After completing the Camino, Lewis-Kraus returns to Berlin with a visit to Shanghai before he proceeds to Shikoku. He convinces his grandfather to do it with him for part of the way. Once again, Lewis-Kraus converses with different people on this journey when his grandfather leaves him alone to complete the pilgrimage.

His third pilgrimage is with his father and brother to Uman in the Ukraine. This is a Jewish pilgrimage. During this time he develops a more kindly relationship with his father as they dissect and review the purpose of this particular pilgrimage and what it means to the three of them being of Jewish descent.

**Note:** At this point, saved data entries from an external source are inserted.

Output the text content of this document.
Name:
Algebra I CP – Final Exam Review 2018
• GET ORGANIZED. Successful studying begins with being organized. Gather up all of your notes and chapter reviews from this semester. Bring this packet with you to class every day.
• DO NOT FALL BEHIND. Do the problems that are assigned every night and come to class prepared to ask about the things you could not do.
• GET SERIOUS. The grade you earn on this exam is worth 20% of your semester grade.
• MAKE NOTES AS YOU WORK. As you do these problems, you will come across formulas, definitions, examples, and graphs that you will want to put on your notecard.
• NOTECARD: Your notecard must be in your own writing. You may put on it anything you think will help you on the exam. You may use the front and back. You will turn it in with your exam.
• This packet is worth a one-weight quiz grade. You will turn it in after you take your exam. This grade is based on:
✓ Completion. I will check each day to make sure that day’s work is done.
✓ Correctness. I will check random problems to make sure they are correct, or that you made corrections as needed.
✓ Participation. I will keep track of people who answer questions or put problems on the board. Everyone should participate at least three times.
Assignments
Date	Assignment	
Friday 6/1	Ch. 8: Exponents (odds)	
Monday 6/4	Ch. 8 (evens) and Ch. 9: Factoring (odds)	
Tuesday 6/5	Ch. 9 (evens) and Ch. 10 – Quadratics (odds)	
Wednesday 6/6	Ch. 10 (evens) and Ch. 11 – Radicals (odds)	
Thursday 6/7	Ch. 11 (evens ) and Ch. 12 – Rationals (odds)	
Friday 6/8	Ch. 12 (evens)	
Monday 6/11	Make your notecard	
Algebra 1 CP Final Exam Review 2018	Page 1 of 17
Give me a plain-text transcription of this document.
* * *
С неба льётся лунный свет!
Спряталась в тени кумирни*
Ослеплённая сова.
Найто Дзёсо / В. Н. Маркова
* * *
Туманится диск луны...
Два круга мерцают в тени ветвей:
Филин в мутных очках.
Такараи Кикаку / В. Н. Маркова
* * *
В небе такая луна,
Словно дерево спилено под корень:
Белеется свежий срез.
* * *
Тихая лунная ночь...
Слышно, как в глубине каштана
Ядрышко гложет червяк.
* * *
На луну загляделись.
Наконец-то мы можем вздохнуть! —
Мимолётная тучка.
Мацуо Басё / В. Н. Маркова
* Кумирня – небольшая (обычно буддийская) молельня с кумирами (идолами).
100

Throughout his writing, Lewis-Kraus tells stories of the people he meets, his conversations with them and the varied reasons for doing these pilgrimages. He narrates his lack of relationship with his father and recalls many unhappy memories of his father. He is angry at his father and determines he is not capable of forgiving him unless his father is upfront and honest with him and his brother. Lewis-Kraus is seeking an apology before he is able to forgive his father.

The pilgrimage to Uman brings them closer as they appear to have come to accept, with peace, each other’s lifestyles.

A Sense of Direction is a personal account of the author’s journey. Throughout the writing the reader discovers the nuances, sad experiences accompanied by some joyful experiences of the life of Gideon Lewis-Kraus together with his interactions with his family and friends.